Les personnages du Monde englouti sont eux-mêmes englués dans un état proche de celui du légume. Leurs derniers vestiges d’initiative et de volonté les poussent à rester dans les lagunes qui recouvrent Londres au lieu de partir vers des régions plus saines. La menace d’une dégradation du climat ne les rebute pas, semblant faire fi de leur mort prochaine. On ne comprend pas leurs motivations, leur état d’esprits, leurs réactions sont illogiques, manquent totalement de cohérence. Trois survivants ayant décidé de vivre leurs derniers moments « ensemble », vivent finalement comme des voisins, chacun chez soi, se fréquentant plus ou moins. Tandis que la Terre retrouve le climat de ses premiers millénaires, avec une faune et une flore aussi exubérantes qu’étonnantes, les humains semblent pris dans le piège de la régression mentale. La moiteur permanente les endort et leur donne l’impression d’avoir retrouvé leur placenta. Rien de moins. On repart à l’envers et on rejoint le ventre maternel, parce que finalement c’est vrai qu’on y était bien.

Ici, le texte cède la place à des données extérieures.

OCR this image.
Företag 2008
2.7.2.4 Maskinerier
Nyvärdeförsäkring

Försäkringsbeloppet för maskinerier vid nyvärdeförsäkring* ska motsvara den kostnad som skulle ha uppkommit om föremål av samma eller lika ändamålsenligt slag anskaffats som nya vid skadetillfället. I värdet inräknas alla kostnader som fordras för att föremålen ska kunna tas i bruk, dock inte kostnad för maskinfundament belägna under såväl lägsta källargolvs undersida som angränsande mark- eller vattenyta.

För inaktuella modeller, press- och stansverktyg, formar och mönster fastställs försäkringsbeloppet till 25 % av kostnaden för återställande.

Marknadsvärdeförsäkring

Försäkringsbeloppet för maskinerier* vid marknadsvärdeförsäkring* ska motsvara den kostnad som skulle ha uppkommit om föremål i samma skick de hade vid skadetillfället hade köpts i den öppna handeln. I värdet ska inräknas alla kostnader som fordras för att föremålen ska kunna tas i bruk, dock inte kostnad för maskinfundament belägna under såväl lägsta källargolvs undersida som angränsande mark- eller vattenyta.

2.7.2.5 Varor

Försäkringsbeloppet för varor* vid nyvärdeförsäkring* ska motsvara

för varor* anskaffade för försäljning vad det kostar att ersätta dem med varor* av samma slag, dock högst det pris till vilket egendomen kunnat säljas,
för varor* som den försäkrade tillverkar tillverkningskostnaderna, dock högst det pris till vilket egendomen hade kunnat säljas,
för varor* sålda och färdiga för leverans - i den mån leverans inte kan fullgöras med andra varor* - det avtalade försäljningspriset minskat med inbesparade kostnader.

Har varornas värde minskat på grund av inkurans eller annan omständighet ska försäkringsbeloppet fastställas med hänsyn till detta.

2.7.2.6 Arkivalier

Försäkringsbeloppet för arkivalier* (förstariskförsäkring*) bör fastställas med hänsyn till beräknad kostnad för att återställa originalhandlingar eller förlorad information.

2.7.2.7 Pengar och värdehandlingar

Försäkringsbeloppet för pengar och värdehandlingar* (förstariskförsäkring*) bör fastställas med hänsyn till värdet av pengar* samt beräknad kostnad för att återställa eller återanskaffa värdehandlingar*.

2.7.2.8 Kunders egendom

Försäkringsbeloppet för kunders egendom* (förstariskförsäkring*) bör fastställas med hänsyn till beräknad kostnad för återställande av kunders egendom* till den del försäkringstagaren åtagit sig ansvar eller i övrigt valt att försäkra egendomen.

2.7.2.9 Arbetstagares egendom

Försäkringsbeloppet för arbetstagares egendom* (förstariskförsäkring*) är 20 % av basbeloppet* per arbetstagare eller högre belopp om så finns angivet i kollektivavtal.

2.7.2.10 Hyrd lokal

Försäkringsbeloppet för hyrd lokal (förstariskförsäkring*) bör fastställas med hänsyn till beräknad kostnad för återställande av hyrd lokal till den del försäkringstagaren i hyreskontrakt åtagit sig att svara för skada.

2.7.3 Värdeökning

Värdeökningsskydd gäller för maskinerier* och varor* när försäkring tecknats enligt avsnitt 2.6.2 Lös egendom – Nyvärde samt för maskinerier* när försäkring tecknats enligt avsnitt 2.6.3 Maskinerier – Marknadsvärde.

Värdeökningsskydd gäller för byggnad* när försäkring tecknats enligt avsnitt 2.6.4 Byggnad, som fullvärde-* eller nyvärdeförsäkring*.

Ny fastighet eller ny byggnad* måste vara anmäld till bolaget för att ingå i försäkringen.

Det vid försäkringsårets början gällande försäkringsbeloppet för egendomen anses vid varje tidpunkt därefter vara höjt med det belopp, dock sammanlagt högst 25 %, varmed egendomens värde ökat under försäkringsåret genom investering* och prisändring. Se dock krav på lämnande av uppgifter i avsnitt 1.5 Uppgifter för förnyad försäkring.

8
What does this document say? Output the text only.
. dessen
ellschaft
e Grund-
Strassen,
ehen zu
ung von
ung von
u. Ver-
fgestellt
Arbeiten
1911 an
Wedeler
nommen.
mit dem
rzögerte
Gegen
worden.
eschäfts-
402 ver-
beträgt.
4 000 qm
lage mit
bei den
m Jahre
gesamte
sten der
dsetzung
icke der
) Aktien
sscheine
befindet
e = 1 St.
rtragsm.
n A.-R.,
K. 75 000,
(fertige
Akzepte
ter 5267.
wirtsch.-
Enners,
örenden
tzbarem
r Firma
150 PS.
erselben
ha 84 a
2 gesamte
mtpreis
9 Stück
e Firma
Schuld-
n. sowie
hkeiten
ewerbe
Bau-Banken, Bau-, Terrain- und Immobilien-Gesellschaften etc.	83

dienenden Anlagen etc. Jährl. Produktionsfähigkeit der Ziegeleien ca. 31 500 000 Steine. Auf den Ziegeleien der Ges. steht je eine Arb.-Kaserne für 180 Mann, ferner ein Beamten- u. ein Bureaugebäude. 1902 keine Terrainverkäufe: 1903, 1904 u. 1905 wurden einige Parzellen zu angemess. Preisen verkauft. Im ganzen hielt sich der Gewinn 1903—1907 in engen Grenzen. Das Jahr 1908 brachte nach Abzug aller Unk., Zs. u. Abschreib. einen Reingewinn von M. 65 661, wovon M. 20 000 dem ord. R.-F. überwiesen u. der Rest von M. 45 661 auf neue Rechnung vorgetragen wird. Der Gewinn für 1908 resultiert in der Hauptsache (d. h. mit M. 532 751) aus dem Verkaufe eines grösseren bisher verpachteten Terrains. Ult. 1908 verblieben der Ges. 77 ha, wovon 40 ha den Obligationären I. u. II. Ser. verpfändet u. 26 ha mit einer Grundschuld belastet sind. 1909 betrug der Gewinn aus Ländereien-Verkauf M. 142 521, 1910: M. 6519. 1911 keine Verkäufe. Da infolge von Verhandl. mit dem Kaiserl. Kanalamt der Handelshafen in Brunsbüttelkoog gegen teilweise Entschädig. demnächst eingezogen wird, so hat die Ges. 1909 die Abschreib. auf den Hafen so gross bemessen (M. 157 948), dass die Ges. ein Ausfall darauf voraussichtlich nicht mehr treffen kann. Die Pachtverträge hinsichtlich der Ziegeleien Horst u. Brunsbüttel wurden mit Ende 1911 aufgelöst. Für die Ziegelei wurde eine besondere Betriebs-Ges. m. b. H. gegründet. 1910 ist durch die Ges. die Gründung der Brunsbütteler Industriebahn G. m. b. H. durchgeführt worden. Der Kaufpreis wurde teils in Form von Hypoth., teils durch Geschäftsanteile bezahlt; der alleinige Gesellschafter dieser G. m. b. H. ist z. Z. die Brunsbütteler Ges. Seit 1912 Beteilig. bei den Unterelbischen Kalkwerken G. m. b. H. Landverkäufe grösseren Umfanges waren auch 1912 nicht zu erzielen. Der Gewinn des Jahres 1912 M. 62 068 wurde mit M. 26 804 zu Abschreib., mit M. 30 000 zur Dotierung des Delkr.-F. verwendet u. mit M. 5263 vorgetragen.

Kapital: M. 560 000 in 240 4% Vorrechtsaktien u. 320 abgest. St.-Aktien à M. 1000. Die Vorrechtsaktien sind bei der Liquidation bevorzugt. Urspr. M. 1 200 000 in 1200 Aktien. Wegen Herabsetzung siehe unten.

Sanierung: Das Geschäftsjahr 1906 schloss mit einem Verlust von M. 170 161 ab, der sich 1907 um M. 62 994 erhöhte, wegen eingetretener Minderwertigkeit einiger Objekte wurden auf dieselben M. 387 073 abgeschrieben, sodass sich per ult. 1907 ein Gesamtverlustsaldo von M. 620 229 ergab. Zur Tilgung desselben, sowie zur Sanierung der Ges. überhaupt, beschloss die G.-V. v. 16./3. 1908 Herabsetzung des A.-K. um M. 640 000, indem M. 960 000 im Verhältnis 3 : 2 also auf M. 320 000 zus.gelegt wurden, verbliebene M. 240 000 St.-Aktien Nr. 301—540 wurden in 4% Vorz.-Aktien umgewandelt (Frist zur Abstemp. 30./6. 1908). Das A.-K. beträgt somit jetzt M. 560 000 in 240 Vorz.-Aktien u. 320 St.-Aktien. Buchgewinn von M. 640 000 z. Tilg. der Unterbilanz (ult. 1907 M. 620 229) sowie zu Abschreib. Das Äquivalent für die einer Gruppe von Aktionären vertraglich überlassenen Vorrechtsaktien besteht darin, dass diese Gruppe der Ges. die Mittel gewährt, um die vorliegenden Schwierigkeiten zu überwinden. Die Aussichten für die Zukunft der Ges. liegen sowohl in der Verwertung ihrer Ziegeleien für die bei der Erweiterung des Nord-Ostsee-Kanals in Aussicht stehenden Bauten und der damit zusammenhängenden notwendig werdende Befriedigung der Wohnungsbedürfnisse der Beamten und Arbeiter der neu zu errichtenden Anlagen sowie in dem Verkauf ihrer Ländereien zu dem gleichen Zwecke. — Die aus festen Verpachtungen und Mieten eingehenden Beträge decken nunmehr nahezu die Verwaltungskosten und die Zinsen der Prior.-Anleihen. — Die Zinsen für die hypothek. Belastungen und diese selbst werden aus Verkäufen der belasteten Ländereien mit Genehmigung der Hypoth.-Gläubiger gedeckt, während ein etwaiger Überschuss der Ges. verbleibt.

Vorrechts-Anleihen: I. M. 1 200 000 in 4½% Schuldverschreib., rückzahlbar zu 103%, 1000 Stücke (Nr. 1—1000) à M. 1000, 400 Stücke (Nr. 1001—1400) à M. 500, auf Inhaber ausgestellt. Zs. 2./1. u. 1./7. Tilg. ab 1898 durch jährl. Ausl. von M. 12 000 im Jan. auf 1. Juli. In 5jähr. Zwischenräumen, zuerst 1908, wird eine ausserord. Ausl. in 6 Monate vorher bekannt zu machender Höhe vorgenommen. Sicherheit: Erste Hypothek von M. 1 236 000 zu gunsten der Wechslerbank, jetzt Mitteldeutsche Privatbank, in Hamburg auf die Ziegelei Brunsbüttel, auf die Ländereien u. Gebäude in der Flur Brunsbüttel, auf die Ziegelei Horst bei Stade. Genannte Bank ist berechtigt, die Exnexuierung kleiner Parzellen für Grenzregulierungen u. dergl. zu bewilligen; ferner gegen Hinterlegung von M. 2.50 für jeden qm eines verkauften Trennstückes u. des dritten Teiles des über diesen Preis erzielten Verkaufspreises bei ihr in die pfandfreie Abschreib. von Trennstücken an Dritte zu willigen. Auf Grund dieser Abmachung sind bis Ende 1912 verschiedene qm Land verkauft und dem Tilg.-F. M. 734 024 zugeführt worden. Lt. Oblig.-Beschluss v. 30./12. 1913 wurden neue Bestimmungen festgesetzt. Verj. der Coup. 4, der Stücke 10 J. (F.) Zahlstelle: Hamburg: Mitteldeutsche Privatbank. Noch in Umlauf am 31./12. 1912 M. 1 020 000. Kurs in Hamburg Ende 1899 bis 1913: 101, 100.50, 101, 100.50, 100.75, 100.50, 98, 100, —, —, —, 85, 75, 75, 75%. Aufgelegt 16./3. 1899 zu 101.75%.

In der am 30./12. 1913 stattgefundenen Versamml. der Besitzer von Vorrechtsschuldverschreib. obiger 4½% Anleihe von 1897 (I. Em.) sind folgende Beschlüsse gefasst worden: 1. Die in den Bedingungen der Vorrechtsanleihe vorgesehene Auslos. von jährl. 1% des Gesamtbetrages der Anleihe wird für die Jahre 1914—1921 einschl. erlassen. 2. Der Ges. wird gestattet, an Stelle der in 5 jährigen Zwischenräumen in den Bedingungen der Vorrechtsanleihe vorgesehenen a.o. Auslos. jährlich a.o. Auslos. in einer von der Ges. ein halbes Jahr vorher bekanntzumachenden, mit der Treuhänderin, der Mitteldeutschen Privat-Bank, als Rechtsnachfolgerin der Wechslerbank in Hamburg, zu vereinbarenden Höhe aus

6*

Je n’ai pas spécialement été intéressée par le sort de ces trois zigotos, la curiosité m’a cruellement fait défaut sur ce coup-là. Les descriptions sont minutieuses, mais répétitives, l’environnement a plus d’intérêt et de profondeur que les personnages eux-mêmes. La tentative de l’auteur de les dessiner à coup de délires psychanalytiques y est certainement pour quelque chose. L’aspect onirique ne m’a même pas touchée, à ce stade de l’ennui on n’est plus sensible à grand-chose. Je ne dirai rien sur le final, je n’ai pas eu la patience d’aller jusque là, mais 78 % du livre, c’est déjà pas si mal, quand on s’ennuie.